Washington • A crucial witness in the impeachment inquiry reversed himself this week and acknowledged to investigators that he had told a top Ukrainian official that the country would most likely have to give President Donald Trump what he wanted — a public pledge for investigations — in order to unlock military aid.

The disclosure from Gordon D. Sondland, an ally of Trump who is the United States ambassador to the European Union, confirmed his role in laying out a quid pro quo to Ukraine that conditioned the release of security assistance from the United States on the country’s willingness to say it was investigating former Vice President Joe Biden and other Democrats.

That admission, included in a four-page sworn statement released Tuesday, directly contradicted his testimony to investigators last month, when he said he “never” thought there was any precondition on the aid.

“I said that resumption of the U.S. aid would likely not occur until Ukraine provided the public anticorruption statement that we had been discussing for many weeks,” Sondland said in the new statement, which was made public by the House committees leading the inquiry, along with the transcript of his original testimony.

Sondland’s disclosure appeared intended to insulate him from accusations that he intentionally misled Congress during his earlier testimony, in which he frequently said he could not recall key details and events under scrutiny by impeachment investigators.

The question of a quid pro quo is at the heart of the impeachment investigation into Trump, which turns on whether the president abused his power when he asked a foreign power to target his political rivals.

The new information surfaced as the House committees also released a transcript of their interview last month with Kurt Volker, the former special envoy to Ukraine.

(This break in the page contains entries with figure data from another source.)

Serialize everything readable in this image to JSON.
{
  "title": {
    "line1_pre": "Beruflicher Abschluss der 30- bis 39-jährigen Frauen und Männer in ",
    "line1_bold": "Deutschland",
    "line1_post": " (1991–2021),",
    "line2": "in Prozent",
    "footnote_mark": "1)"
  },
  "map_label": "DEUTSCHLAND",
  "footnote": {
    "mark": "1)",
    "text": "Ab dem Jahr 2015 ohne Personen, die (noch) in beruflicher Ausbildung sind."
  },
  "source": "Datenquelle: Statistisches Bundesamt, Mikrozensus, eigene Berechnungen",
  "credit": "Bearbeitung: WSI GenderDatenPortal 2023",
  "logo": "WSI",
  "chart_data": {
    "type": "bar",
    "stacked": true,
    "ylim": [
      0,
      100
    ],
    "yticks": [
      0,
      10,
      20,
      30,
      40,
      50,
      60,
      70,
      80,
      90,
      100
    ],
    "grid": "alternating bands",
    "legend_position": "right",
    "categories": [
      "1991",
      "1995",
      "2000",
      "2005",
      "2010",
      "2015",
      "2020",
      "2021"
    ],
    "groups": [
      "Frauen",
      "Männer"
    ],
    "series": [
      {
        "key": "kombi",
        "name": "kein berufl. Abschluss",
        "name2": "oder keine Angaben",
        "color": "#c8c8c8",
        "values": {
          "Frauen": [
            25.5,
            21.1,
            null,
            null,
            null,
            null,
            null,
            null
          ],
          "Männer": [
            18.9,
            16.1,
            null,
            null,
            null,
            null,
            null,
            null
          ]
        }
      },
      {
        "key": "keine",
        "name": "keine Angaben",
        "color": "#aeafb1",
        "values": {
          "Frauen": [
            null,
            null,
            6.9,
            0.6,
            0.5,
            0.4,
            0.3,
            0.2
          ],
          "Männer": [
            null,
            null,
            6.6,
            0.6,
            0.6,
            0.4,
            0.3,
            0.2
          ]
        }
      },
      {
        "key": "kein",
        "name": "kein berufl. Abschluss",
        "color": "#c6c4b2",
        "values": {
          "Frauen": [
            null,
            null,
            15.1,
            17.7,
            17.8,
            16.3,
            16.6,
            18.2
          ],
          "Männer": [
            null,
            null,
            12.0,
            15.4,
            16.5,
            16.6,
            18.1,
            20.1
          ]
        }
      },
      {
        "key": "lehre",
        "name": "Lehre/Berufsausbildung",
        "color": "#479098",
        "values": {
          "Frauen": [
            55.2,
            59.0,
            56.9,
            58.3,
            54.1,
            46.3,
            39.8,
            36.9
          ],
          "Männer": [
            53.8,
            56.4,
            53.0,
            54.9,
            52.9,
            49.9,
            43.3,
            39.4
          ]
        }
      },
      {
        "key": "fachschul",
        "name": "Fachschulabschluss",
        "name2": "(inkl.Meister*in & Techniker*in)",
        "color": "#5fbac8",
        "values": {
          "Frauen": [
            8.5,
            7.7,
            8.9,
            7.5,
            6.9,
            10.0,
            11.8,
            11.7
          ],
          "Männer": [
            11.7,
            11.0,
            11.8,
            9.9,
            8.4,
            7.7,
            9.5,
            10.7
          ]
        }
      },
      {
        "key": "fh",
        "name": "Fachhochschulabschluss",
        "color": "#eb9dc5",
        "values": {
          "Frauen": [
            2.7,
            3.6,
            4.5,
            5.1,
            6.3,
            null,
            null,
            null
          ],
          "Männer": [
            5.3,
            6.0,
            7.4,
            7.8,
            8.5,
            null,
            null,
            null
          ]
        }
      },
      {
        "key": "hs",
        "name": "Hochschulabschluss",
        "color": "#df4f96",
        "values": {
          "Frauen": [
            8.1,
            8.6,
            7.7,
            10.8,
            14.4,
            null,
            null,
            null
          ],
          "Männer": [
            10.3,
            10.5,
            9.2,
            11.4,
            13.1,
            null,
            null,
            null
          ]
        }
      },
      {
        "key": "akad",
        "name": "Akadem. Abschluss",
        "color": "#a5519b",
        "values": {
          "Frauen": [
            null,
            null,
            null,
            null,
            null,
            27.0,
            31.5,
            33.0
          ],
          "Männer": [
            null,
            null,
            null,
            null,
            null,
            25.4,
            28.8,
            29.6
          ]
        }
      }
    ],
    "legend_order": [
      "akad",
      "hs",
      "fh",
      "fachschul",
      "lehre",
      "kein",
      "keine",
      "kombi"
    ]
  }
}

Rushing to complete their final round of requests for key witnesses before they commence public impeachment hearings, the panels also scheduled testimony Friday by Mick Mulvaney, the acting White House chief of staff, who quickly said he would not comply. And two more administration witnesses who had been scheduled to testify Tuesday — Michael Duffey, a top official in the White House budget office, and Wells Griffith, a senior aide to Energy Secretary Rick Perry — failed to appear.